As McElligott explains, with so much money into this trade already (with its high cost of carry and high +++PNL waiting to be monetized), said “disappointment risk” could drive profit-taking which could develop into something much uglier when considering the length in “Long Duration / Long Rates / Long USTs / Long Receivers & Curve Caps” trade, particularly across the Leveraged- and Target-Volatility- universe.
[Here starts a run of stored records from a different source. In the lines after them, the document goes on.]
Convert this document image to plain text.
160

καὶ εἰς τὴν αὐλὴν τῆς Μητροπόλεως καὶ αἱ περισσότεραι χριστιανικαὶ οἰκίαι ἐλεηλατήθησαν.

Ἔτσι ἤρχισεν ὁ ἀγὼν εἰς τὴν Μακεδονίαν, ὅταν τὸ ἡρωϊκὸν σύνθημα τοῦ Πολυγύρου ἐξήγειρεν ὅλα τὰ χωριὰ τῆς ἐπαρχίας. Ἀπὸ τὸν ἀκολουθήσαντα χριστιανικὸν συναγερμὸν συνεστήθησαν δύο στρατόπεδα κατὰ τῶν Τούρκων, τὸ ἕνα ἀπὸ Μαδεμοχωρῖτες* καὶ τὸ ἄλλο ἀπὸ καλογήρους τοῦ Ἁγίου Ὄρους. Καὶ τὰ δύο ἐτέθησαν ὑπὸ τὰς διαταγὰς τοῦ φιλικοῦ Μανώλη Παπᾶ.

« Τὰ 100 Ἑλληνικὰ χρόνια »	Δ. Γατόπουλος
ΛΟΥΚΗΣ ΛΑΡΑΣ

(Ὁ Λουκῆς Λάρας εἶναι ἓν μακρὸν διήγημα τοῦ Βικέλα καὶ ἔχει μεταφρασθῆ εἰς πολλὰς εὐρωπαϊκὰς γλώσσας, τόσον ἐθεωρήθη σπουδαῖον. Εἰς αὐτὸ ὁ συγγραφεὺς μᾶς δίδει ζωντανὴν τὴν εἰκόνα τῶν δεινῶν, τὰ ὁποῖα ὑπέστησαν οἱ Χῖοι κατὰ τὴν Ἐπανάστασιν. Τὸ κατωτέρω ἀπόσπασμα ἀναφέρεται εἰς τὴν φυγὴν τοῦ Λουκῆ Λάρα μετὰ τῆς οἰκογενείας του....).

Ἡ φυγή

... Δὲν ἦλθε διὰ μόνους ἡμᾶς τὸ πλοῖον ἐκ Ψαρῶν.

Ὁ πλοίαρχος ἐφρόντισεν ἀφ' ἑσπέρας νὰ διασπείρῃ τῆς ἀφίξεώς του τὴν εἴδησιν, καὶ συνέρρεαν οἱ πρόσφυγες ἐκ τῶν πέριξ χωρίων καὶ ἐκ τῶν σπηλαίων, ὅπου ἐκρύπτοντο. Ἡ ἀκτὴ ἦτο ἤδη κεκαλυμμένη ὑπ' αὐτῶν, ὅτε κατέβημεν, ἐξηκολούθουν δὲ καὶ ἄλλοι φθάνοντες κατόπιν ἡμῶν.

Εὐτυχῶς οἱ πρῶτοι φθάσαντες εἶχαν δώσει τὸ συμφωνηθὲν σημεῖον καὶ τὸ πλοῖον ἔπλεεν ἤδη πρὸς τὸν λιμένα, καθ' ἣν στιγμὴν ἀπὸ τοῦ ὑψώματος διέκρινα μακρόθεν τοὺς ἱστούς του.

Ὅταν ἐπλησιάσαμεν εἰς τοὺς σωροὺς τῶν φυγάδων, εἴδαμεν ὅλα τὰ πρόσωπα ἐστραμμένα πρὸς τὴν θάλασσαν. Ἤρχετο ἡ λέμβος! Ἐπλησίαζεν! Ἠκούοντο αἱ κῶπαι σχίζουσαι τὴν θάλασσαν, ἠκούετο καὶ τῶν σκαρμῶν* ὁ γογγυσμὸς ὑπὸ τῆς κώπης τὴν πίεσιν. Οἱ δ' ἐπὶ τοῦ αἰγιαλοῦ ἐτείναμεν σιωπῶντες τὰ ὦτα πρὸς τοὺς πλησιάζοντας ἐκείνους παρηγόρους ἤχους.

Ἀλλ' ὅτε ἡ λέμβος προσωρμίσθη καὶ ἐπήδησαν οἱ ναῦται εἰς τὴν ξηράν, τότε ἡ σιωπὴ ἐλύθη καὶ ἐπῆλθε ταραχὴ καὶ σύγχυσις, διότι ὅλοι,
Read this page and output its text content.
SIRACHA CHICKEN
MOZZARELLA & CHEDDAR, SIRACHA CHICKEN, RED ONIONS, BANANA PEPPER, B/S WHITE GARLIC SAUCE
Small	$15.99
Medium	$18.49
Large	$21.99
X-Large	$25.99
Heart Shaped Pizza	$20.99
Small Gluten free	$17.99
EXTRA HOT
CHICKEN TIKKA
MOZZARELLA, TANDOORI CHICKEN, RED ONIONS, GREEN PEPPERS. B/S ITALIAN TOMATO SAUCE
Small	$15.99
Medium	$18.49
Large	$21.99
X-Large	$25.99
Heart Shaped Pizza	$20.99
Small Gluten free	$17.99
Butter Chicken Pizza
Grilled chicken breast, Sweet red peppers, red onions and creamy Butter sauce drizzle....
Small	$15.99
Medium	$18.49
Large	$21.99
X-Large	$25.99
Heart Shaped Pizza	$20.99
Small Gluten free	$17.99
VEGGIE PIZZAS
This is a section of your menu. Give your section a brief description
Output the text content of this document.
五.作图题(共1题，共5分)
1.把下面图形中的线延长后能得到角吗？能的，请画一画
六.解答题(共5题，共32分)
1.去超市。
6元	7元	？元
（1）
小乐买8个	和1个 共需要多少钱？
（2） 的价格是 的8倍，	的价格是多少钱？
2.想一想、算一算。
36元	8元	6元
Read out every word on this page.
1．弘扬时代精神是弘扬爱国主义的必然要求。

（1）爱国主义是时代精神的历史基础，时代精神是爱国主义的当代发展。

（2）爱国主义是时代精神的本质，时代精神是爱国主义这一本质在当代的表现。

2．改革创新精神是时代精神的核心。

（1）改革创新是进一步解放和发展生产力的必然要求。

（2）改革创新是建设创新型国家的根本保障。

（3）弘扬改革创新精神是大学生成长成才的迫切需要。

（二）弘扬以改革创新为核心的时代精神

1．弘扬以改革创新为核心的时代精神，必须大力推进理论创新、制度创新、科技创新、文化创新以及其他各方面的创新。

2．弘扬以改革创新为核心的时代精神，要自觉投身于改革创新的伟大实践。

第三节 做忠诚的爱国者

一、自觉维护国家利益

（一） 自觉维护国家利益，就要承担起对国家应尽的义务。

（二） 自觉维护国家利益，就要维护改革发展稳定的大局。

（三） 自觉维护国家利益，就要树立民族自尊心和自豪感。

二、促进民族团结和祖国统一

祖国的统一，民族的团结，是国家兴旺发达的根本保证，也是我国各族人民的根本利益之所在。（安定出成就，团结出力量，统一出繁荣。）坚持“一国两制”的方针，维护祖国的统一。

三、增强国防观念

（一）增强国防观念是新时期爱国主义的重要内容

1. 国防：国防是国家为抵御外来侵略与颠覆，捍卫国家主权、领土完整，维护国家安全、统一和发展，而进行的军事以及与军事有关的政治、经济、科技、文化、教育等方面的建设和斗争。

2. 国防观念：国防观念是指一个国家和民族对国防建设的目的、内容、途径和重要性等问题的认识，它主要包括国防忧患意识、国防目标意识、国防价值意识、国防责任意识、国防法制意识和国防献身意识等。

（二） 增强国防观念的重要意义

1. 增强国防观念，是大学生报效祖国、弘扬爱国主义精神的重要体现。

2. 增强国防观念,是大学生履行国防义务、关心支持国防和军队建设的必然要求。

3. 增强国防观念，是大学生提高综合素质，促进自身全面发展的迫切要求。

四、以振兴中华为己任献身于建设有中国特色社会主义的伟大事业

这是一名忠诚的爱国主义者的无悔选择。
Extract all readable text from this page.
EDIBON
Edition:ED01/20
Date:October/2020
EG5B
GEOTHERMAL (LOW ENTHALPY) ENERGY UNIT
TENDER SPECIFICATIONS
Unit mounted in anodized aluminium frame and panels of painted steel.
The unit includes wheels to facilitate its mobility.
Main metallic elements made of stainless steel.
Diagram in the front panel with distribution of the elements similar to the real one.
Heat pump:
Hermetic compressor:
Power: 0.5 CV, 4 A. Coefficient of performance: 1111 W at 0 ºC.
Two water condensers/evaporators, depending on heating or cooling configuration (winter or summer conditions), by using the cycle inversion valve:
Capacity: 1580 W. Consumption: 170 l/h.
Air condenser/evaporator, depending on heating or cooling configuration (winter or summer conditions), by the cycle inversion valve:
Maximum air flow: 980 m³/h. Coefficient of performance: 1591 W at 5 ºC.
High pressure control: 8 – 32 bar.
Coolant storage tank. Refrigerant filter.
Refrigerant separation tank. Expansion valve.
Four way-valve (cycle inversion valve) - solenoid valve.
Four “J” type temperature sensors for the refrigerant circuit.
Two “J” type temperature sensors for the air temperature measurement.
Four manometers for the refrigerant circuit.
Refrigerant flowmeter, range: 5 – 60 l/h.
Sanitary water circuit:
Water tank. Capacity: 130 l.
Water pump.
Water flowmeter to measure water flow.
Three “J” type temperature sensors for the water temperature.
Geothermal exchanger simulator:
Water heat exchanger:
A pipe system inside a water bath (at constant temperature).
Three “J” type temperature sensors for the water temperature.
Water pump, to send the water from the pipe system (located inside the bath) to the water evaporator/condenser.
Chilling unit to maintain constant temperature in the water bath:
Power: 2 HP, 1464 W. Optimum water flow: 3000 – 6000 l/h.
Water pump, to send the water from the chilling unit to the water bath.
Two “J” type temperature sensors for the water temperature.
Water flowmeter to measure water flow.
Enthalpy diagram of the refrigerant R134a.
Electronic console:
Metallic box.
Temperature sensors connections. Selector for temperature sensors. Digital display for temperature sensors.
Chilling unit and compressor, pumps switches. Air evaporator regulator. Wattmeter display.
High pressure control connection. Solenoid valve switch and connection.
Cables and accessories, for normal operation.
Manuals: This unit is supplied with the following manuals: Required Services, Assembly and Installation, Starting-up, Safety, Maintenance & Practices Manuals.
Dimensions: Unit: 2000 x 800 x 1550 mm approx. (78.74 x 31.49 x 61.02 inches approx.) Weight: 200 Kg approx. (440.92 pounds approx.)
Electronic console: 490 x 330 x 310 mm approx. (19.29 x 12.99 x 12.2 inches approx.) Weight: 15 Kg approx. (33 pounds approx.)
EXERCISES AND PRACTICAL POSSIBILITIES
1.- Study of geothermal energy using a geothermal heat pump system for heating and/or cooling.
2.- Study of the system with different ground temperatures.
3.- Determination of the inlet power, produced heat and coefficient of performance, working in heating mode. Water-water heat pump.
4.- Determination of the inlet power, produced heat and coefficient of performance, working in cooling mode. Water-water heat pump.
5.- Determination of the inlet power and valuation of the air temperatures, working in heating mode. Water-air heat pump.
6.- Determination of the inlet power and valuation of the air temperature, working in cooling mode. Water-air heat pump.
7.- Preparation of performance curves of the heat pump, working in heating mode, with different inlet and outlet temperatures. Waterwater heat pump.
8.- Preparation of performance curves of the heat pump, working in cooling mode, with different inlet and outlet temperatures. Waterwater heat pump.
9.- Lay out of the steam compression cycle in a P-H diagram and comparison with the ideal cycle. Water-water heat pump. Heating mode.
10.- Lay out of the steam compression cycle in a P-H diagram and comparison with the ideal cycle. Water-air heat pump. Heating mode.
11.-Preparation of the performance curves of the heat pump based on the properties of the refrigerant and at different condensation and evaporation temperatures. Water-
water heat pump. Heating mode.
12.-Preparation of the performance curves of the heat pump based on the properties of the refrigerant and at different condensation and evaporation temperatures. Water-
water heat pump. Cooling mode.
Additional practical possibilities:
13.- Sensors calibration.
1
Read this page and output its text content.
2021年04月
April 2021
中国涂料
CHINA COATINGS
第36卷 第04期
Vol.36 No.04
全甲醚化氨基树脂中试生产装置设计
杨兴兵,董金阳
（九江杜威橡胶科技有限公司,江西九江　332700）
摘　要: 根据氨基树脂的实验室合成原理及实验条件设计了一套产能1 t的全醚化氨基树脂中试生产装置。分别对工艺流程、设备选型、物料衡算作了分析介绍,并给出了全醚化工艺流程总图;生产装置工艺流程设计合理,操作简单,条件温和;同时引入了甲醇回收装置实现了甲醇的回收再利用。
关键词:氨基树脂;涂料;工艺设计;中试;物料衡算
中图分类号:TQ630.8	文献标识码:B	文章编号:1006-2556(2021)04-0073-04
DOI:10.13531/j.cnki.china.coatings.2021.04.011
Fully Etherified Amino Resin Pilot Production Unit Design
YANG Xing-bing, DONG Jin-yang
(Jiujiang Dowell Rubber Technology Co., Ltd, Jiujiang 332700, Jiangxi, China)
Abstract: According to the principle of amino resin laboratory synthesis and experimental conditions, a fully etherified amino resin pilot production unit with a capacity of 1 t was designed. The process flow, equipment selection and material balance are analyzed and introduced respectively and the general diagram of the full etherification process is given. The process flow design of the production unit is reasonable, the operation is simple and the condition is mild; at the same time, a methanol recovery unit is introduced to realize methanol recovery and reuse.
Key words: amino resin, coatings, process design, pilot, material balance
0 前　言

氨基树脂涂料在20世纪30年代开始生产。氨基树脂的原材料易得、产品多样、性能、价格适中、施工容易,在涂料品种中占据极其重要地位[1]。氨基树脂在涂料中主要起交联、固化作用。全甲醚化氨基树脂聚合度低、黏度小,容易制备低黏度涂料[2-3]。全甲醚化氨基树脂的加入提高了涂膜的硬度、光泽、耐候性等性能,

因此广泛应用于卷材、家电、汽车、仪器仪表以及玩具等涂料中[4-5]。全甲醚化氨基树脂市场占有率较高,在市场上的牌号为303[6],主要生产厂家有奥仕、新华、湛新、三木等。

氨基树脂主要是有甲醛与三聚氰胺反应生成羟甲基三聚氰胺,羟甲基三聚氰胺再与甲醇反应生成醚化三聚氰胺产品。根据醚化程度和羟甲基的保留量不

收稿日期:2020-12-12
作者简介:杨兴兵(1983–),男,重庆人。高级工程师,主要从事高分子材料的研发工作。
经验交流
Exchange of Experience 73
Then again, that doesn’t appear to be the case today when the market, trading just shy of all time highs, is still euphoric from the fact that Trump just got a trade deal with China succeeded in getting Xi to meet him.

For what it’s worth, McElligott writes that he still believe that “dovish guidance via “lower dots” and the likely announcement of an earlier end to QT will be enough to assuage the market until July’s Fed meeting, as traders will rationalizing “looking-through” this June meeting (simply a delay of the inevitable), and further firm the belief in a July “big-bang” Fed cut expectation.  

But in the meantime, what today’s cross-asset market response following Draghi’s surprise suggest is this: investors are positioned for “worst-case” outcomes in both Global Growth-, Global Inflation- and Trade / Tariffs-, which makes sense considering the mood in the latest BofA FMS Survey indicated that investors are the most bearish they have been since the financial crisis, implying that the US economy is in “recessionary conditions”… which of course is a paradox considering where the S&P500 is…

However, according to McElligott, “the risk is that there is considerable chance of AGAIN being caught ‘flat-footed’ by a heavy-handed Central Bank policy response,” who so far every time in 2019 have over-delivered vs market expectations, thus opening the potential for an Equities “right tail” being priced-back-into the collective imagination.

In other words, after Draghi’s shocking statement, nothing Powell says may be seen as dovish enough.

To summarize, we quote the Nomura strategist:

That as it currently stands, a market priced for “worst-case” outcomes in Global Growth-, Global Inflation- and Tariffs– (i.e. the largest MoM decline in the BAML FMS Global Growth Expectations survey’s history dating back to ’95) remains at risk of being caught flat-footed by heavy-handed Central Bank policy response—who continue to “over-deliver” versus even such extended market “dovish” expectations

As for the final question, what “worst-case” positioning looks like, here is the answer:

Total “buy-in” to the “Slow-flation” narrative, i.e. “Long Duration” in both Fixed-Income and Equities (Risk Barbell of Long Low Volatility and Secular Growth vs Short Value / Cyclicals—all to reduce exposure to the slowing global business cycle

Luckily we don’t have to wait long for the answer; tune in at exactly 2pm tomorrow to find out if Powell once again managed to “surprise” the market – if not so much Trump – with his dovish generosity, or if his luck has finally run out, largely thanks to his, and Trump’s new friend, “Mario D.”